Contributions of Women in the Development of Jaipur Blue Pottery

Neerja International. Necklace made with the Jaipur blue pottery beads. The beads are threaded using the technique of 'Patwa,' traditional craft of Jaipur.The city of Jaipur, India, has a long tradition of making a specific style of blue-glazed pottery. It is known as “Jaipur blue pottery,”  and has earned a geographical indication certificate as a traditional craft of Jaipur. It traces its roots to Turko-Persian culture (beginning in the ninth and tenth centuries), pervasive in the regions that are present-day Iran, Uzbekistan, Turkmenistan, Tajikistan, Afghanistan, and minor parts of Kyrgyzstan and Kazakhstan. Although Jaipur has been the prominent center, other areas where this style of pottery is practiced include the villages of Neota and Kotjewar near Jaipur and in the communities of Kumhar, Muslim, Natt, Rajput, and Regar.

In this article, I’ll discuss the traditional understanding of Jaipur blue pottery and the roles of women in this craft. By describing the historical development of this pottery tradition, and the women who have made contributions to it, I hope to provide a context for understanding the contemporary changes that women are bringing to this pottery technique.

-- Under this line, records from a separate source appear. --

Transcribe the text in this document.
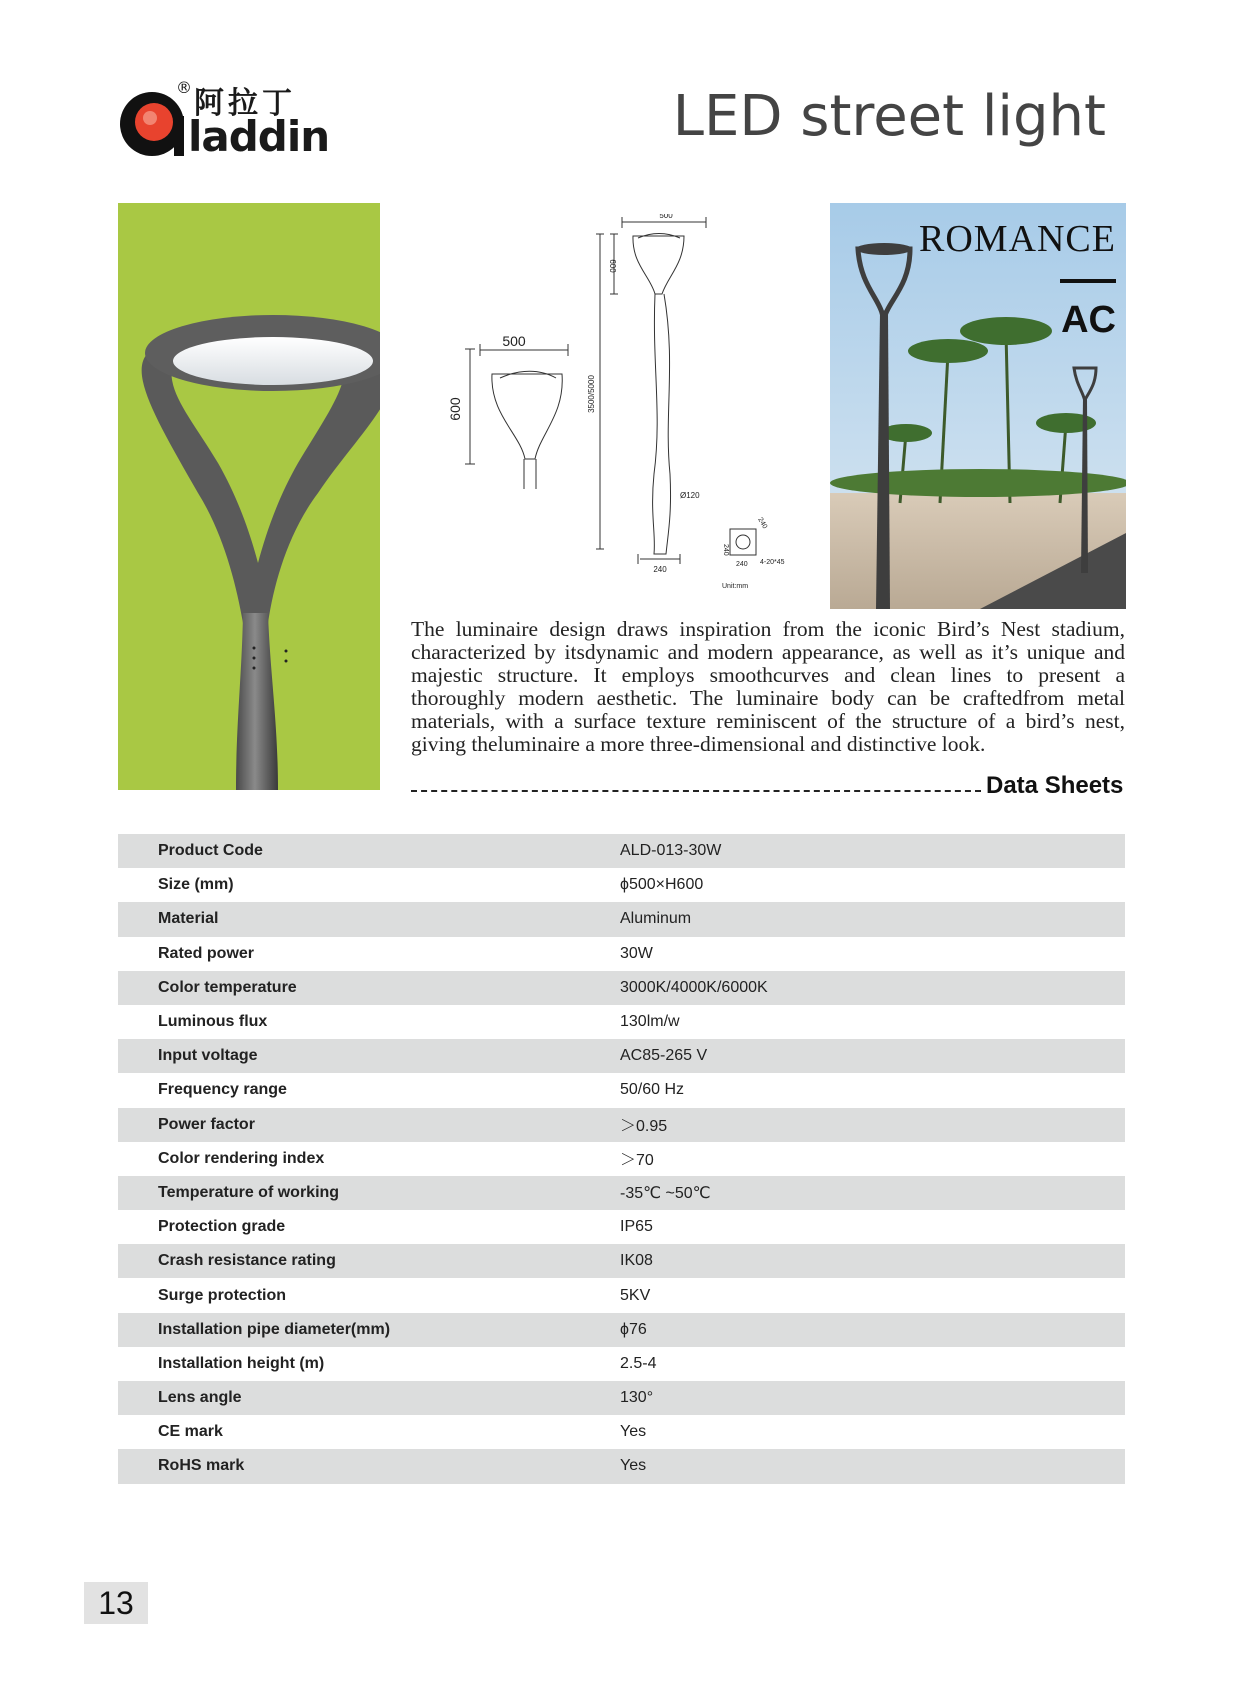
® 阿拉丁
laddin	LED street light
500
600
500
600
3500/5000
Ø120
240
240
240
240
4-20*45
Unit:mm
ROMANCE
AC

The luminaire design draws inspiration from the iconic Bird’s Nest stadium, characterized by itsdynamic and modern appearance, as well as it’s unique and majestic structure. It employs smoothcurves and clean lines to present a thoroughly modern aesthetic. The luminaire body can be craftedfrom metal materials, with a surface texture reminiscent of the structure of a bird’s nest, giving theluminaire a more three-dimensional and distinctive look.

Data Sheets
Product Code	ALD-013-30W
Size (mm)	ϕ500×H600
Material	Aluminum
Rated power	30W
Color temperature	3000K/4000K/6000K
Luminous flux	130lm/w
Input voltage	AC85-265 V
Frequency range	50/60 Hz
Power factor	＞0.95
Color rendering index	＞70
Temperature of working	-35℃ ~50℃
Protection grade	IP65
Crash resistance rating	IK08
Surge protection	5KV
Installation pipe diameter(mm)	ϕ76
Installation height (m)	2.5-4
Lens angle	130°
CE mark	Yes
RoHS mark	Yes
13
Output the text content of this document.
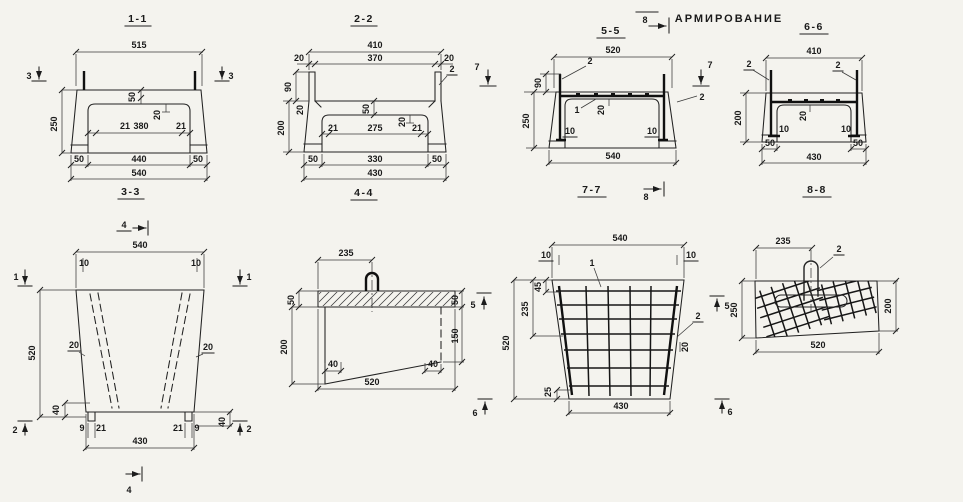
1-1
3	3
515
50
20
21 380	21
250
50	440	50
540
2-2
2
410
370
20	20
90
20
200
50
20
21	275	21
50	330	50
430
АРМИРОВАНИЕ
5-5
7	7
8
8
520
90
250
20
1
2
2
10	10
540
7-7
6-6
2	2
410
200	20
10	10
50	50
430
8-8
3-3
4
1	1
2	2
540
10	10
520
20	20
40
40
9 21	21 9
430
4
4-4
235
50
200
50
150
40	40
520
5
6
10	10
540
45
235
520
25
20
1
2
430
5
6
2
235
250	200
520
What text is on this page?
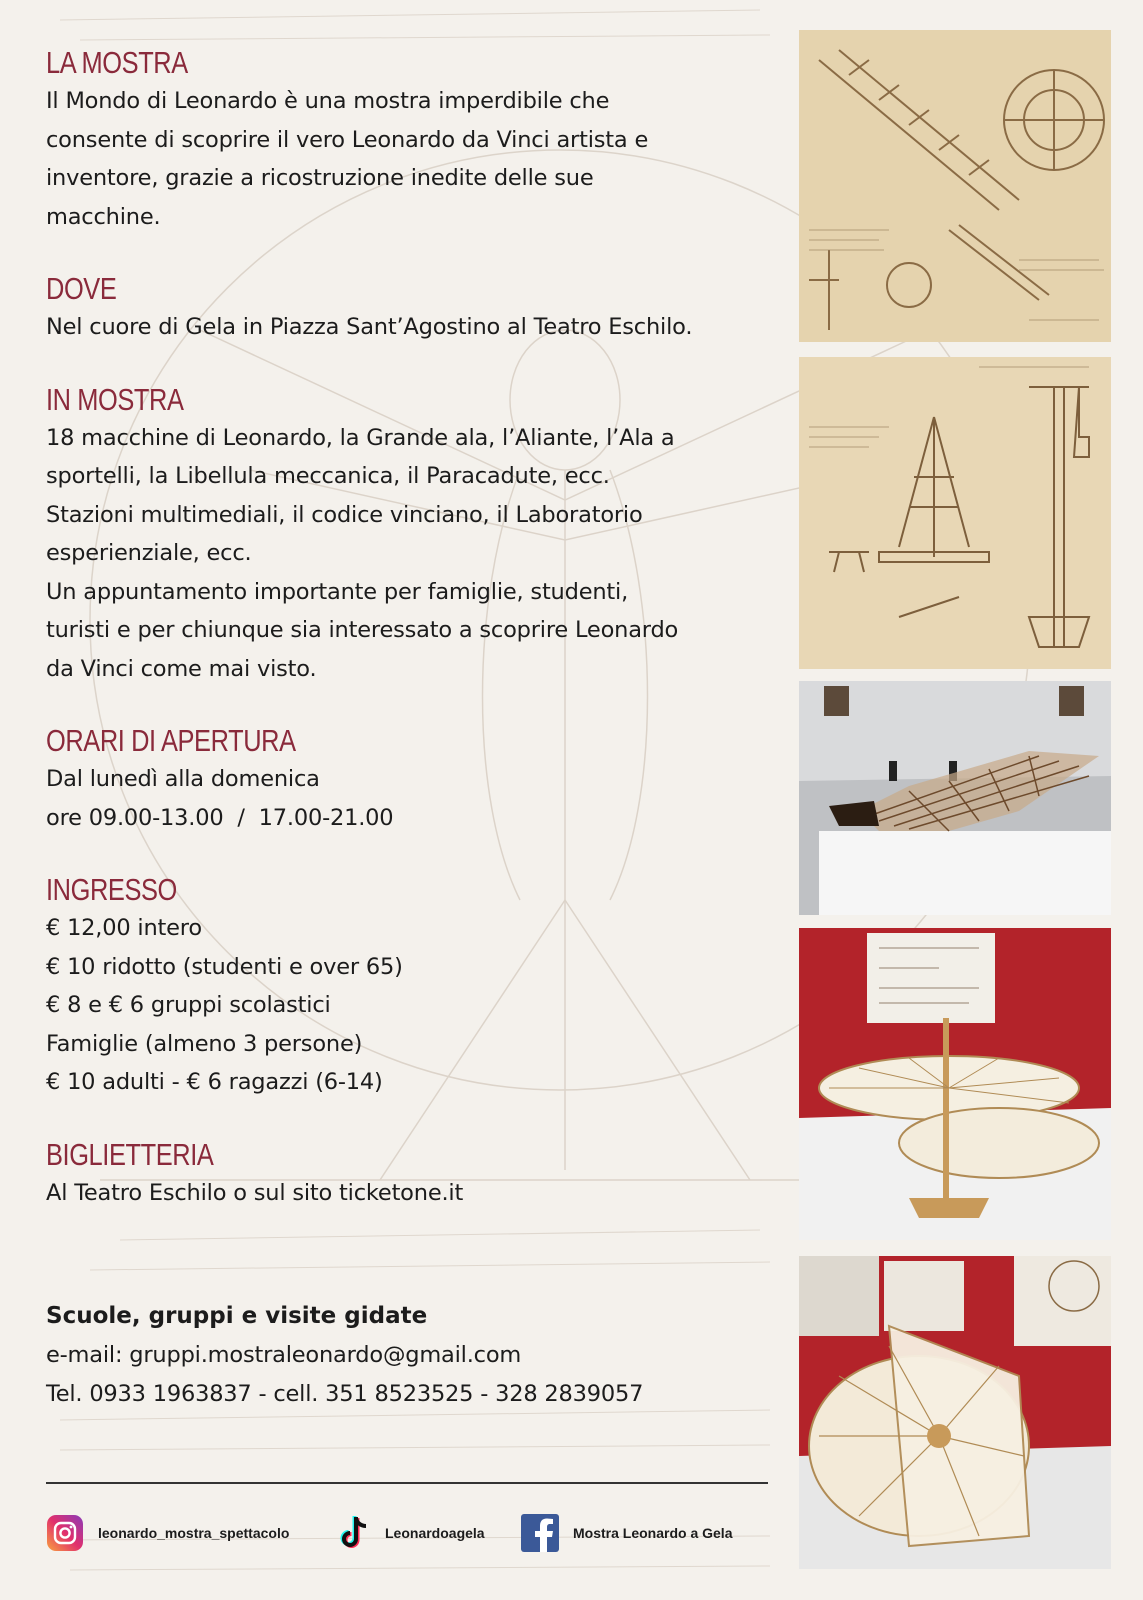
LA MOSTRA
Il Mondo di Leonardo è una mostra imperdibile che
consente di scoprire il vero Leonardo da Vinci artista e
inventore, grazie a ricostruzione inedite delle sue
macchine.
DOVE
Nel cuore di Gela in Piazza Sant’Agostino al Teatro Eschilo.
IN MOSTRA
18 macchine di Leonardo, la Grande ala, l’Aliante, l’Ala a
sportelli, la Libellula meccanica, il Paracadute, ecc.
Stazioni multimediali, il codice vinciano, il Laboratorio
esperienziale, ecc.
Un appuntamento importante per famiglie, studenti,
turisti e per chiunque sia interessato a scoprire Leonardo
da Vinci come mai visto.
ORARI DI APERTURA
Dal lunedì alla domenica
ore 09.00-13.00  /  17.00-21.00
INGRESSO
€ 12,00 intero
€ 10 ridotto (studenti e over 65)
€ 8 e € 6 gruppi scolastici
Famiglie (almeno 3 persone)
€ 10 adulti - € 6 ragazzi (6-14)
BIGLIETTERIA
Al Teatro Eschilo o sul sito ticketone.it
Scuole, gruppi e visite gidate
e-mail: gruppi.mostraleonardo@gmail.com
Tel. 0933 1963837 - cell. 351 8523525 - 328 2839057
leonardo_mostra_spettacolo	Leonardoagela	Mostra Leonardo a Gela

I’ll conclude by highlighting the work of two female artists, Chetna Arora and myself, who have chosen to use the traditional craft techniques of Jaipur blue pottery as a medium of self-expression.


Blue pottery of Jaipur was initially produced in the form of tiles for covering the domes of mosques and royal tombs of kings in Jaipur. The craft was in decline until the nineteenth century, when it was revived briefly under the reign of Maharaja Sawai Ram Singh (1835–1880). Yet even during its revival, production techniques remained closely guarded secrets, and it is largely believed that because they were not popularized, the original blue pottery techniques were lost.